Имеет публикации в изданиях России, Израиля, Бельгии, Украины, Молдавии, Литвы.

Как критик публикуется в «Литературной газете», «Эмигрантской лире» (Бельгия), «Независимой газете» и других изданиях.


Редактор публикации — Елена Черникова

Кувшинки

 

Это приключилось более полувека назад, когда мне было четырнадцать лет. В тот день я с друзьями купался и загорал на пляже, километрах в двух от нашего небольшого поселка в глубинах белорусского Полесья. Дело было в жаркий летний день на нашей небольшой, тихой речке, местами поросшей ивняком. Шириной она была метров двадцать, а глубиной не знаю какой, но протекала в болотистом, торфяном русле. Наплававшись, я валялся на пляже, болтал о чем-то с друзьями, дремал, читал какую-то книгу. Потом мне это надоело, и я решил пройтись по берегу. Вдоль русла реки в воде росли красивые кувшинки, а дальше они были все лучше. Разглядывая их, я отошел от пляжа довольно далеко, и потерял его из виду. Наконец, зайдя за поворот реки, я увидел просто россыпь кувшинок — крупных, свежих.

Спустившись с берега в воду, я сделал несколько шагов по топкому дну и начал их рвать. Зачем они мне были нужны — до сих пор не понимаю, ведь все равно они быстро вянут, и пришлось бы их выбросить. Стараясь дотянуться до самых лучших, я вдруг почувствовал, что не могу передвигаться — ноги увязли в трясине. Пытаясь вытащить одну ногу, чтобы сделать шаг, я другой проваливался еще глубже. Это происходило прямо по законам физики — из-за увеличения давления на меньшую площадь. Стало тревожно. Я был всего лишь в трех метрах от берега, но не мог даже повернуться к нему лицом. Отшвырнув кувшинки, которые судорожно сжимал в руке, я попытался поднять ногу очень осторожно, надеясь, что не буду проваливаться. Но и это не удалось. Я все больше погружался в зыбкую глубь. Ноги были уже по колено в болоте, а вода выше пояса, и при малейшем движении я погружался все глубже. Я понял, что не могу выбраться на берег. Положение было безвыходным.

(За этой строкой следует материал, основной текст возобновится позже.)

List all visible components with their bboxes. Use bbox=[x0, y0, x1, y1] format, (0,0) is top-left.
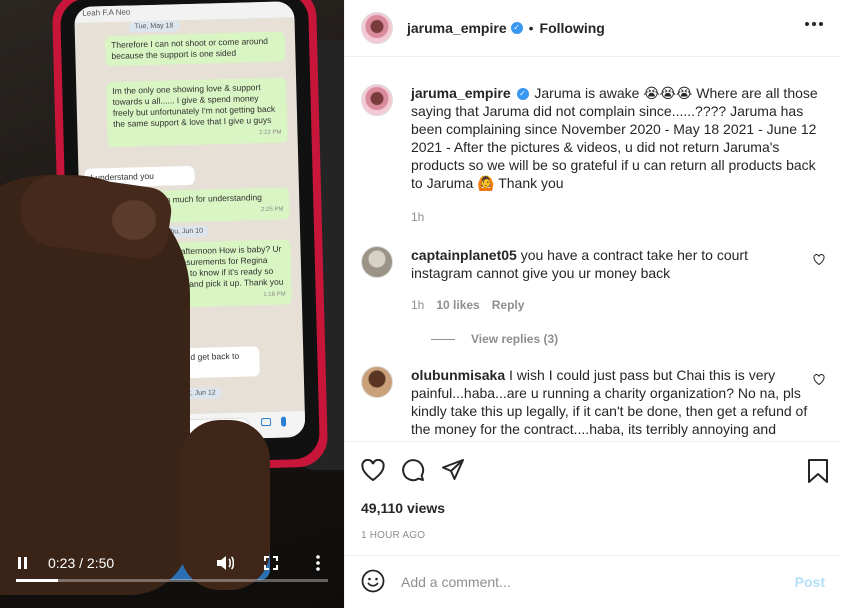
heart-icon bbox=[361, 458, 385, 481]
avatar[interactable] bbox=[361, 366, 393, 398]
heart-icon bbox=[813, 254, 825, 266]
video-player[interactable]: Leah F.A Neo Tue, May 18 Therefore I can… bbox=[0, 0, 344, 608]
comment-age: 1h bbox=[411, 298, 425, 312]
following-button[interactable]: Following bbox=[540, 20, 605, 36]
comment: captainplanet05 you have a contract take… bbox=[361, 246, 825, 314]
video-frame: Leah F.A Neo Tue, May 18 Therefore I can… bbox=[0, 0, 344, 608]
separator-dot: • bbox=[528, 20, 534, 36]
comments-list: jaruma_empire ✓ Jaruma is awake 😭😭😭 Wher… bbox=[345, 58, 841, 441]
pause-button[interactable] bbox=[18, 554, 30, 572]
share-button[interactable] bbox=[441, 458, 481, 485]
view-replies-button[interactable]: View replies (3) bbox=[431, 332, 825, 346]
camera-icon bbox=[260, 417, 272, 427]
fullscreen-button[interactable] bbox=[264, 554, 278, 572]
comment-icon bbox=[402, 458, 425, 481]
add-comment-bar: Post bbox=[345, 555, 841, 608]
video-more-button[interactable] bbox=[316, 554, 320, 572]
caption-age: 1h bbox=[411, 210, 425, 224]
comment: olubunmisaka I wish I could just pass bu… bbox=[361, 366, 825, 438]
comment-like-button[interactable] bbox=[813, 374, 825, 388]
more-vertical-icon bbox=[316, 555, 320, 571]
chat-date-pill: Tue, May 18 bbox=[128, 20, 180, 33]
volume-button[interactable] bbox=[216, 554, 234, 572]
video-progress-bar[interactable] bbox=[16, 579, 328, 582]
instagram-post-modal: Leah F.A Neo Tue, May 18 Therefore I can… bbox=[0, 0, 841, 608]
fullscreen-icon bbox=[264, 556, 278, 570]
avatar[interactable] bbox=[361, 12, 393, 44]
heart-icon bbox=[813, 374, 825, 386]
caption: jaruma_empire ✓ Jaruma is awake 😭😭😭 Wher… bbox=[361, 84, 825, 226]
post-sidebar: jaruma_empire ✓ • Following jaruma_empir… bbox=[344, 0, 841, 608]
save-button[interactable] bbox=[807, 458, 829, 487]
chat-bubble: Therefore I can not shoot or come around… bbox=[104, 31, 286, 67]
comment-username[interactable]: olubunmisaka bbox=[411, 367, 505, 383]
pause-icon bbox=[18, 557, 21, 569]
avatar[interactable] bbox=[361, 246, 393, 278]
view-count[interactable]: 49,110 views bbox=[361, 500, 825, 516]
avatar[interactable] bbox=[361, 84, 393, 116]
comment-input[interactable] bbox=[401, 574, 795, 590]
bookmark-icon bbox=[808, 459, 828, 483]
video-controls: 0:23 / 2:50 bbox=[0, 548, 344, 608]
comment-button[interactable] bbox=[401, 458, 441, 485]
more-options-button[interactable] bbox=[802, 22, 823, 26]
post-header: jaruma_empire ✓ • Following bbox=[345, 0, 841, 57]
post-actions: 49,110 views 1 HOUR AGO bbox=[345, 441, 841, 555]
volume-icon bbox=[217, 556, 234, 570]
emoji-icon bbox=[361, 569, 385, 592]
post-button[interactable]: Post bbox=[795, 574, 825, 590]
video-progress-fill bbox=[16, 579, 59, 582]
reply-button[interactable]: Reply bbox=[492, 296, 525, 314]
post-timestamp[interactable]: 1 HOUR AGO bbox=[361, 530, 825, 541]
microphone-icon bbox=[280, 416, 287, 427]
chat-bubble: Im the only one showing love & support t… bbox=[106, 77, 288, 148]
verified-badge-icon: ✓ bbox=[516, 88, 529, 101]
caption-username[interactable]: jaruma_empire bbox=[411, 85, 511, 101]
emoji-button[interactable] bbox=[361, 569, 385, 596]
comment-username[interactable]: captainplanet05 bbox=[411, 247, 517, 263]
video-time: 0:23 / 2:50 bbox=[48, 555, 115, 571]
send-icon bbox=[442, 458, 464, 480]
verified-badge-icon: ✓ bbox=[510, 22, 523, 34]
more-horizontal-icon bbox=[805, 22, 809, 26]
chat-header: Leah F.A Neo bbox=[74, 1, 295, 23]
comment-like-button[interactable] bbox=[813, 254, 825, 268]
header-username[interactable]: jaruma_empire bbox=[407, 20, 507, 36]
comment-likes[interactable]: 10 likes bbox=[436, 296, 479, 314]
like-button[interactable] bbox=[361, 458, 401, 484]
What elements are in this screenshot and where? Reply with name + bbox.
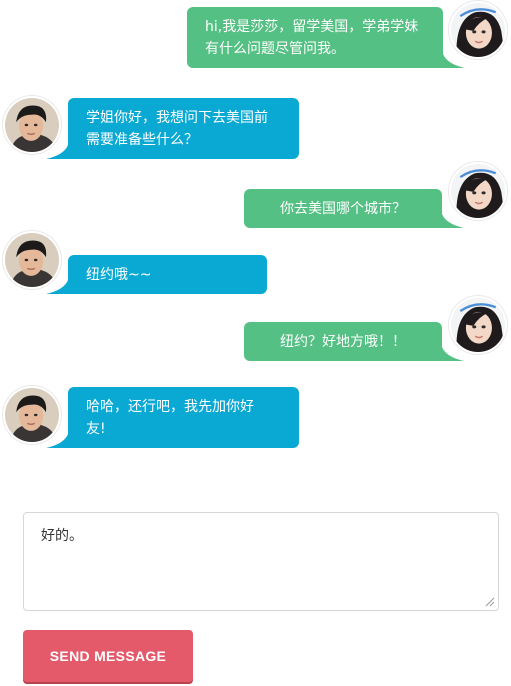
male-avatar-icon xyxy=(5,233,59,287)
bubble-tail xyxy=(46,434,76,448)
female-avatar-icon xyxy=(451,298,505,352)
female-avatar-icon xyxy=(451,3,505,57)
send-message-button[interactable]: SEND MESSAGE xyxy=(23,630,193,682)
female-avatar-icon xyxy=(451,164,505,218)
chat-bubble-received: 学姐你好，我想问下去美国前 需要准备些什么？ xyxy=(46,98,299,159)
female-avatar[interactable] xyxy=(449,162,507,220)
female-avatar[interactable] xyxy=(449,1,507,59)
message-line: 纽约哦~~ xyxy=(86,266,152,283)
bubble-tail xyxy=(435,54,465,68)
message-line: hi,我是莎莎，留学美国，学弟学妹 xyxy=(205,18,419,35)
female-avatar[interactable] xyxy=(449,296,507,354)
message-line: 学姐你好，我想问下去美国前 xyxy=(86,109,268,126)
male-avatar-icon xyxy=(5,98,59,152)
bubble-tail xyxy=(46,280,76,294)
message-text: 学姐你好，我想问下去美国前 需要准备些什么？ xyxy=(86,107,268,151)
chat-bubble-sent: 你去美国哪个城市？ xyxy=(244,189,464,228)
chat-bubble-sent: 纽约？好地方哦！！ xyxy=(244,322,464,361)
chat-page: hi,我是莎莎，留学美国，学弟学妹 有什么问题尽管问我。 学姐你好，我想问下去美… xyxy=(0,0,511,686)
message-line: 你去美国哪个城市？ xyxy=(280,200,406,217)
chat-bubble-received: 纽约哦~~ xyxy=(46,255,267,294)
message-input[interactable]: 好的。 xyxy=(23,512,499,611)
message-text: 哈哈，还行吧，我先加你好 友! xyxy=(86,396,254,440)
message-line: 哈哈，还行吧，我先加你好 xyxy=(86,398,254,415)
resize-grip-icon[interactable] xyxy=(485,597,495,607)
message-line: 需要准备些什么？ xyxy=(86,131,198,148)
message-line: 纽约？好地方哦！！ xyxy=(280,333,406,350)
message-input-value: 好的。 xyxy=(41,528,83,544)
bubble-tail xyxy=(46,145,76,159)
message-line: 友! xyxy=(86,420,106,437)
bubble-tail xyxy=(434,214,464,228)
message-line: 有什么问题尽管问我。 xyxy=(205,40,345,57)
chat-bubble-sent: hi,我是莎莎，留学美国，学弟学妹 有什么问题尽管问我。 xyxy=(187,7,465,68)
bubble-tail xyxy=(434,347,464,361)
message-text: hi,我是莎莎，留学美国，学弟学妹 有什么问题尽管问我。 xyxy=(205,16,418,60)
chat-bubble-received: 哈哈，还行吧，我先加你好 友! xyxy=(46,387,299,448)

Что делать? Вспыхнула мысль о дикости всего происходящего, о том, что в эту солнечную, прекрасную погоду может закончиться моя только начинавшаяся жизнь. Из-за каких-то поганых кувшинок, на хрен мне не нужных! Черт бы их побрал! Ведь и найти потом не смогут. А в статистике прибавится еще один без вести пропавший. Неужели это конец?! Кругом ни души, и докричаться ни до кого я не мог — отошел слишком далеко. Да и пока услышат, разберутся что и откуда, пока добегут, сообразят, что делать… Будет поздно.

Я уже не помню конкретно, что чувствовал в тот момент. Да, были испуг и волнение, но паники точно не было. Но что делать?! И вдруг мелькнула мысль: а если попробовать выбираться не назад, на берег, а на речку, на чистую воду? Идти, конечно, невозможно, но можно попробовать плыть. Хватит ли моих усилий, чтобы вытащить себя из болота? Но другого выхода не было, и я изо всех сил начал грести от берега, брассом, стараясь не шевелить ногами. И вовремя принял это решение, потому что вода была уже на уровне плеч и подбиралась к шее.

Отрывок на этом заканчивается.